Comment l’information du chantier est-elle liée au modèle ?

Avec l’information de chantier, on se réfère aux données et informations d’exécution en lien avec le placement sur le chantier. Ce type d’information peut facilement être ajouté à un modèle BIM. Les sous-traitants vont enrichir le modèle avec de l’information complémentaire pour la part qui les concerne. Ils ajoutent des éléments jusqu’au détail le plus précis, tels que combien de briques se trouvent exactement dans un mur dans le cas d’un fabricant de briques, combien de boulons sont nécessaires pour telle liaison dans une structure métallique, etc. En outre, ils fournissent aussi les informations liées aux propriétés physiques, mécaniques et générales de leur produit.

L’information relative à la mise en œuvre est aussi une partie importante. Cette information peut prendre différentes formes et rend compte des étapes possibles qui doivent être suivies, des dilatations qui doivent être respectées, etc. L’entrepreneur général coordonne ces informations et vérifie le modèle sur une base régulière.

 

BIM sur le chantier

Aujourd’hui, on fait souvent appel à des plans de travail et des dessins durant le chantier. Cela restera sans aucun doute important à l’avenir – ils peuvent être maintenant directement extraits du modèle BIM mais aussi être complétés avec de l’information provenant du modèle 3D. Selon les fournisseurs et les entrepreneurs, la prochaine étape est notamment d’apporter le BIM sur le chantier. Les employés d’une entreprise du secteur de la construction pourront alors exercer les contrôles sur chantier avec une tablette, par exemple, et les travailleurs pourront, à l’aide du modèle 3D, obtenir une meilleure vision du montage de certaines parties. C’est même en principe suffisant si seuls quelques chefs d’équipe peuvent le faire.

Avec cela, le suivi peut également être amélioré.
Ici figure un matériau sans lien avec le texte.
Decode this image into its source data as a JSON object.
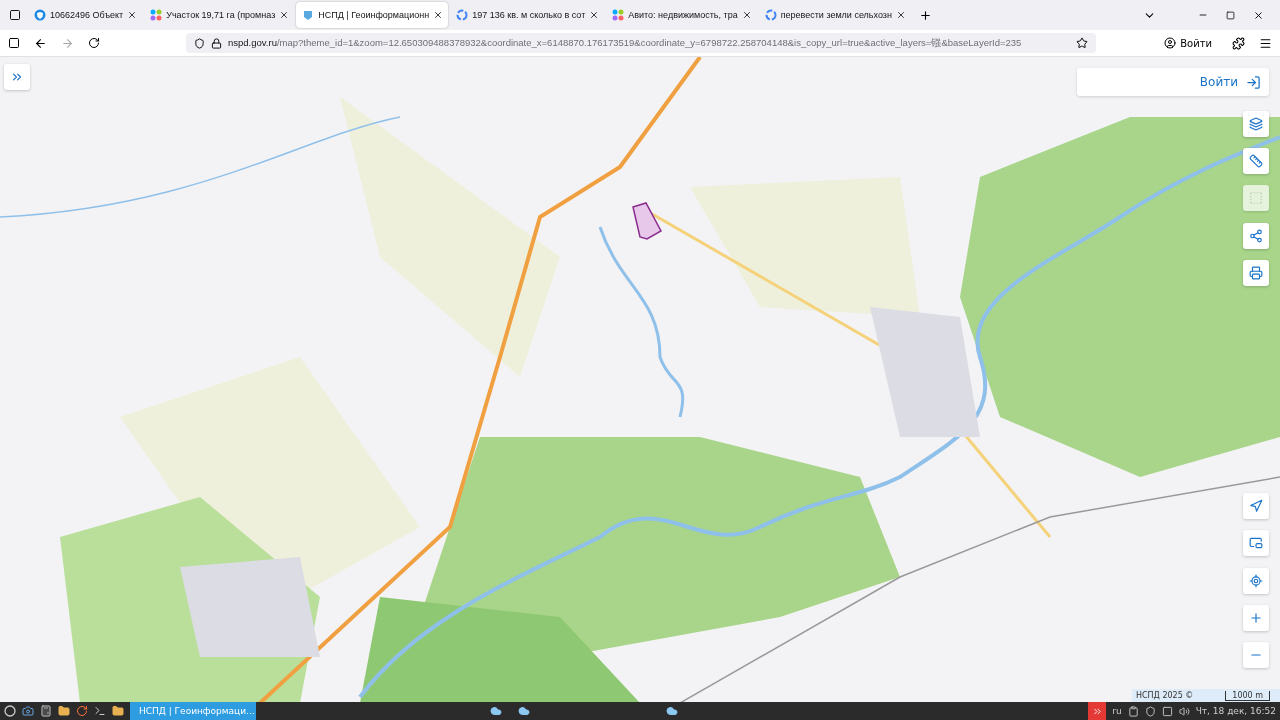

Dans un modèle, il est plus simple d’indiquer, par exemple, quels éléments ont été réalisés à la fin de chaque jour de travail et par phase. Cela peut passer par une tablette, où ce n’est pas le modèle qui est montré mais bien une information du modèle qui est liée aux éléments, comme par exemple le statut ou la complétude.

 

BIM et préfabriqué

Il est remarquable que « bimmer » s’accorde bien avec l’utilisation d’éléments préfabriqués. Comme c’est maintenant bien connu, un des points forts du BIM est que les erreurs ou les problèmes sont souvent résolus dans le modèle virtuel plutôt que sur le chantier. Ce principe s’accorde bien à l’idée de préfabrication : si l’on sait parfaitement à l’avance combien d’éléments et de pièces de raccords contient un mur ou une façade, il est plus facile pour le fabricant de préparer l’élaboration pratique des pièces préfabriquées. Ainsi, l’on doit simplement encore les monter sur le chantier et plus aucun problème ne peut en théorie se produire.